Analysis focused on mean fixation duration (mean FD), and time to first fixate (TTFF) for a single area of interest (AoI) which was the person. First, data were ‘cleaned’ by removing any trials in which total fixation duration to the whole scene, for the entire viewing period, was less than 500 ms. This resulted in exclusion of, on average, 12% of individual trials (see Table 3 for details). The distribution of missing data was such that there were no missing data at the level of mean scores for every participant, in every stimulus category. Second, change-scores were calculated. For mean FD, Baseline were subtracted from Outcome data to give a variable where a positive value indicated an increase in looking to a specific region over time. For TTFF, the calculation was reversed (Baseline minus Outcome). Thus, positive values can always be interpreted as an increase in attention or interest in the relevant region. Change scores not only capture the effects of exposure over time but also often produce a normal distribution permitting parametric analysis, which was the case here.
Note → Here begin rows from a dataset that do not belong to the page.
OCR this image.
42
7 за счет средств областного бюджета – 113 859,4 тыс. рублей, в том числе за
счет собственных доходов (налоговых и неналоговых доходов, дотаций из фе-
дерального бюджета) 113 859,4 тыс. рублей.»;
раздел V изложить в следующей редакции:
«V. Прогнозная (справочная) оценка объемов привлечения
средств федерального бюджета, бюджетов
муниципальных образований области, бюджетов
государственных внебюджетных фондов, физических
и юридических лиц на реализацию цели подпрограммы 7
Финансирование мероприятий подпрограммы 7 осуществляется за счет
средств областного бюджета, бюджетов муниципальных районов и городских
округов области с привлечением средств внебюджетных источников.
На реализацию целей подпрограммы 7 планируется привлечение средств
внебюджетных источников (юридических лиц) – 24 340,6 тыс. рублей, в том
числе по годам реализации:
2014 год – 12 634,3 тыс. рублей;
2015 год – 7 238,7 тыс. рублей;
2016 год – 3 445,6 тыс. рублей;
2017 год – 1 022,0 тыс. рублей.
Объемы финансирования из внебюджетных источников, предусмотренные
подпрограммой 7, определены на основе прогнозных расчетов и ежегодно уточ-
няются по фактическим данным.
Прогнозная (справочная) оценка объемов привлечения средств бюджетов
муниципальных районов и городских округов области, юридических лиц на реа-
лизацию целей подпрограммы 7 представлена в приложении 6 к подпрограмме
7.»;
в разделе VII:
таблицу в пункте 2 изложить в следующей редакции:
Table 3 Number of trials excluded due to inadequate data.

Analyses use ANOVA to explore the between-subjects effects of app exposure vs control on mean FD and TTFF change scores, at three levels of stimulus complexity (low, medium, high) for each stimulus type separately (direct-match, close-match, close-generalisation, distant-generalisation). Between-subjects effects are explored for close-match stimuli first and then we seek evidence of a similar pattern for the other stimulus categories. In addition, planned comparisons use t-tests to probe group differences at each complexity level separately. Throughout, an alpha level of 0.05 is used for significance.